Cloudy days can give our dogs more than just the blues...

Ethan when he was first diagnosed with Seasonal Alopecia

Ethan using the light

Seasonal Alopecia

by Sandy Thompson

When I was updating the ATRA site, I happened to read one of the bios and noticed the dog had Seasonal Alopecia. My Ethan has this.  Seasonal Alopecia is when Airedales begin to lose their hair in patches.  I believe that Airedales with this problem might benefit from three things.

1)  The first is getting checked for an Endocrine-Immune imbalance known as  Low Cortisol according to the Plechner Protocol. You can find more information on this by reading the book Pets at Risk by Dr. Alfred Plechner and by going to Dr. Plechner’s website at www.drplechner.com.  I’d like to thank Mike Billion and Kirk Nims for bringing Dr. Plechner’s work to my attention in a former ATRA Aire-Mail.   Airedales are a breed at risk for this problem.  If your dog is overweight and his hair is a problem, he may fit this profile.  However, only a blood test will tell.  Treatment for dogs with Low Cortisol is to balance out their hormones to help them lose weight and improve their skin and hair overall.

Ethan, while never overweight, has Low Cortisol.  Before treatment, he had flakey skin, allergies, and his coat at times would feel grimy in as little as two weeks after a bath.  This dark gunk would come off onto your hands after extended petting or stripping (I hand strip his coat). The hair would be wet when I striped it out too (the end that just came out from the skin). Now his allergies are better, he doesn't have dandruff like he used too, and best of all, there is no more grimy hair coat.  Also, his hair isn't wet when it is stripped out.

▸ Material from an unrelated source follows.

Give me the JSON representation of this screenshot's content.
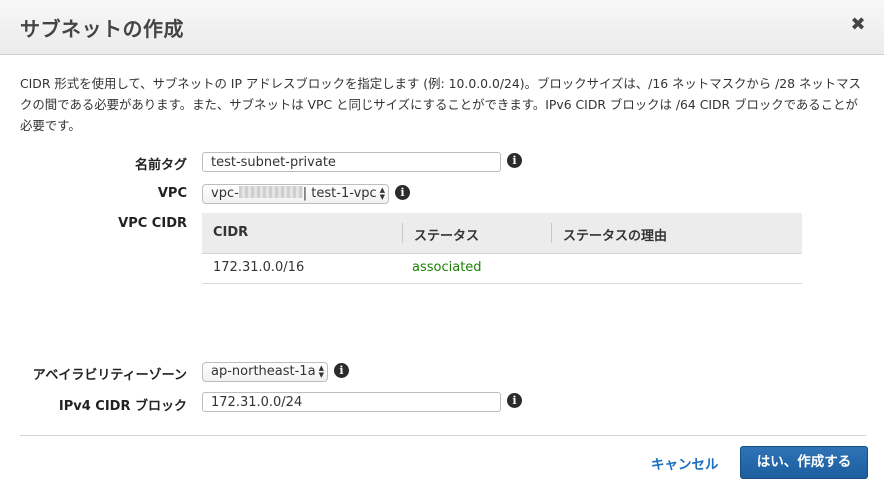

2)  The second thing to know is that Seasonal Alopecia is caused by the Pineal gland not getting stimulated by enough sunlight.  The hair falls out, and, quite frankly in my experience can be darn slow to grow back in.  This  is frustrating and unsightly.

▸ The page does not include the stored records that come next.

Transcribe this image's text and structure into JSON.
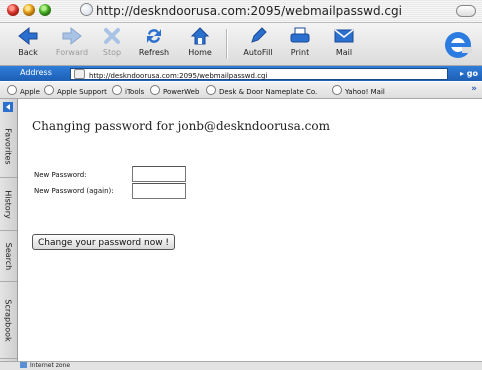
{
  "window": {
    "title": "http://deskndoorusa.com:2095/webmailpasswd.cgi"
  },
  "toolbar": {
    "back": "Back",
    "forward": "Forward",
    "stop": "Stop",
    "refresh": "Refresh",
    "home": "Home",
    "autofill": "AutoFill",
    "print": "Print",
    "mail": "Mail"
  },
  "address": {
    "label": "Address",
    "url": "http://deskndoorusa.com:2095/webmailpasswd.cgi",
    "go": "go"
  },
  "favorites": [
    "Apple",
    "Apple Support",
    "iTools",
    "PowerWeb",
    "Desk & Door Nameplate Co.",
    "Yahoo! Mail"
  ],
  "sidebar_tabs": [
    "Favorites",
    "History",
    "Search",
    "Scrapbook"
  ],
  "page": {
    "heading": "Changing password for jonb@deskndoorusa.com",
    "new_password_label": "New Password:",
    "new_password_again_label": "New Password (again):",
    "new_password_value": "",
    "new_password_again_value": "",
    "submit_label": "Change your password now !"
  },
  "status": {
    "zone": "Internet zone"
  },
  "colors": {
    "address_bar": "#2a6fcb",
    "link_blue": "#2a5db0"
  }
}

The Pineal Gland is this gland in both ours and dogs  brains that is stimulated by sunlight and helps to regulate circadian rhythms.  These circadian rhythms in turn help regulate other hormones and processes in the body as well. One of the effects of receiving sunlight is that humans and dogs' bodies will make Melatonin.  Since many times we are not able to get enough sun during the winter months, Melatonin is lacking. This it is believed by some veterinary dermatologists to play a role in dogs going bald.  In these cases, it is possible that perhaps dogs suffering from Seasonal Alopecia could benefit from daily Melatonin.  Ethan takes 3mg in the evening, daily all year around.  The year round schedule is because Ethan's vet dermatologist who prescribed it, didn't know if and when the hair would grow back, (current summer or next summer) so thought it was best to keep him on it year round.  Melatonin is inexpensive, luckily, and available at the drug store.  It is also relatively harmless so having him on it doesn't interfere with other meds or pose any side effects.  You might want to discuss this with your vet.

3)  I am finding it beneficial for Ethan to use a special light to simulate day light and help with his hair regrowth.  My doctor recommended that I get one because I have Delayed Sleep Phase Disorder (my circadian rhythms are off).  He recommended an Apollo Light Go Lite. (www.apollolight.com) because studies have shown them to be especially effective.  Plus they are small and don't take up a lot of space like traditional Full Spectrum light boxes (think X-Ray viewing sized boxes). When I asked him if my dog could use it too, he said sure.

Ethan has been using the Apollo Light since the second week in January daily.  I just put a treat in his Kong and put Ethan and the Kong in his crate.  I then setup the light on the little table next to his crate and set the timer.  I definitely think this is helping Ethan regrow hair a lot faster than last winter when he was only on Melatonin therapy. 

These lights can be expensive (upwards of $100-$200 depending on where you go).  My doctor recommended that I get mine from Sam's Club, Costco or Overstock.com, as he has had patients find the basic model there for $50 or so. 

The Basic Model plugs into the wall and is called the Apollo Light Go Lite Model P1.  Mine is re-chargeable and is the one with the most features called the Apollo Light Go Lite Model  M2.